Peter Carey is of course one of Australia’s greatest novelists, being one of only three
writers to have won the Man Booker Prize twice, JM Coetzee and Hilary Mantell
being the other two. He won it in 1988 for Oscar & Lucinda and again in
2001 for True History of the Kelly Gang and was also shortlisted in 2010
for Parrot & Olivier in America. He has also won the Miles Franklin Award,
Australia’s top literary prize three times. And the Commonwealth Writers Prize
twice, all significant achievements indeed.
It will not
surprise me if Amnesia, his 13th novel, is short-listed for the Man
Booker & other awards in the coming year. It is powerful stuff, funny and
dark, fast-moving, terrific characterisation, Peter Carey at his very best I
reckon.
It is his
first novel set in Australia since True History of the Kelly Gang and
it is set largely in the years since November 1975 when Gabrielle Baillieux is
born in a Melbourne hospital on the day that the Governor General announces on
the radio that he has dissolved Australia’s legally elected government led by
Gough Whitlam. This event proves to play a major part in the book.
Gaby as she
is called becomes one of several principal characters. Her story is being told
by another principal figure, Felix Moore, “Australia’s last serving left-wing
journalist” who has just been sued for defamation and ordered to pulp his
latest book. He is a flawed and unreliable character but still with heaps of
energy and an ability to write at a furious pace.
Gaby is
raised by her actor mum, Celine, and her Labour party politician dad, Sandy.
When she gets into major trouble with the authorities over computer hacking as
a young adult, her mother, Celine, approaches Felix Moore, they were friends
back in the 1970’s, to get him to tell to tell her back story and thus prove
her innocence. The first half the book is written in the first person voice of Felix.
Woody Townes
a wealthy property developer comes on the scene and he bails Gaby from jail and
arranges for Felix to get exclusive access to her story and thus clear her
name. Woody it transpires is also an old friend of Celine, thus his generosity.
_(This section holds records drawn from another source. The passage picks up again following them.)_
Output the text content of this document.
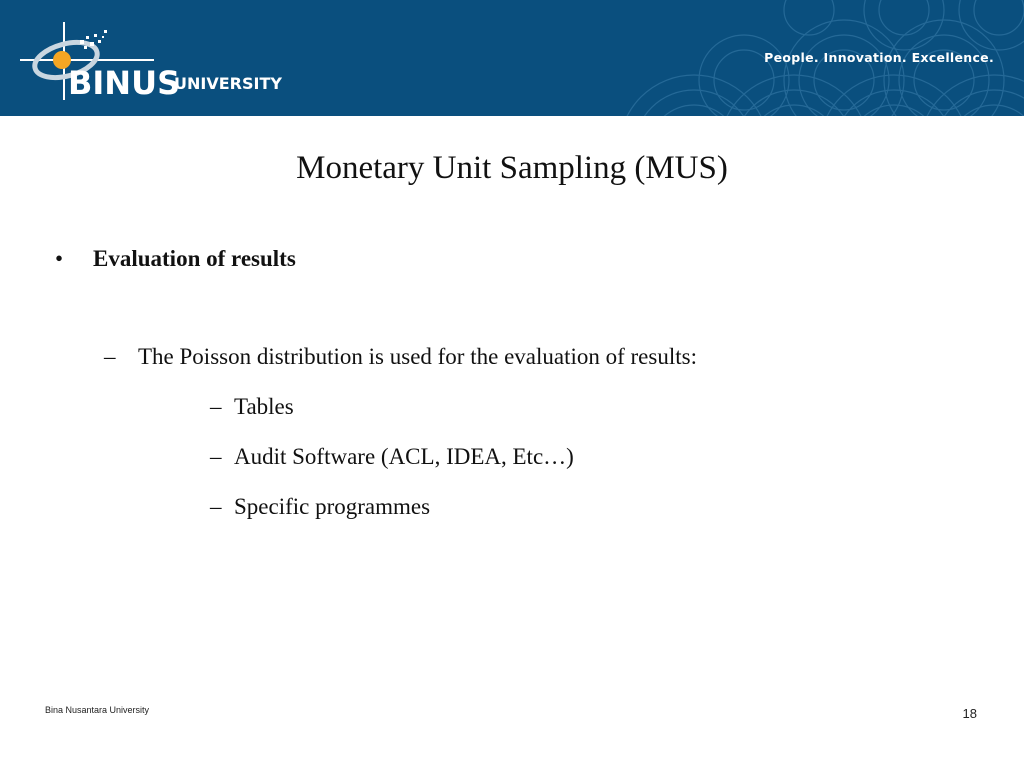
BINUS
UNIVERSITY
People. Innovation. Excellence.
Monetary Unit Sampling (MUS)
• Evaluation of results
– The Poisson distribution is used for the evaluation of results:
– Tables
– Audit Software (ACL, IDEA, Etc…)
– Specific programmes
Bina Nusantara University	18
As Felix gets into his research we learn about Gaby’s grandmother and mother
and about other significant episodes in Australia’s political history.
In the
second half of the book Felix is replaced as narrator by a variety of voices
that appear on interview tapes that Felix has been given to form the basis of
the book he is writing about Gaby’s life.
I can’t say
too much more about the book without spoiling it but I should explain that Gaby
has a hatred of corruption and her misdemeanour is the releasing of a virus
into the computers of Australia’s prison system which results in hundreds of
prisoners, particularly asylum seekers walking free. And because an American
corporation runs the Australian prison software security system American
prisons are also affected by the virus and thus the CIA are seeking Gaby’s
extradition to the US. It is a case of the cyber underworld colliding with international power politics.
The story is
set largely in Melbourne and north of Sydney.
The book
will delight Peter Carey’s numerous fans and I am picking it to be a worldwide
best-seller over the next couple of months.
Although
Australian he has lived in New York for the past 25 years and was home
in Australia promoting his new book just last week. His wife is the British
publisher Frances Coady to whom I notice he has dedicated this latest book. Coady was the founding publisher of Vintage paperbacks and
Random House’s literary division in the UK. She also relaunched Granta Books
and established Picador USA as a major literary trade paperback house.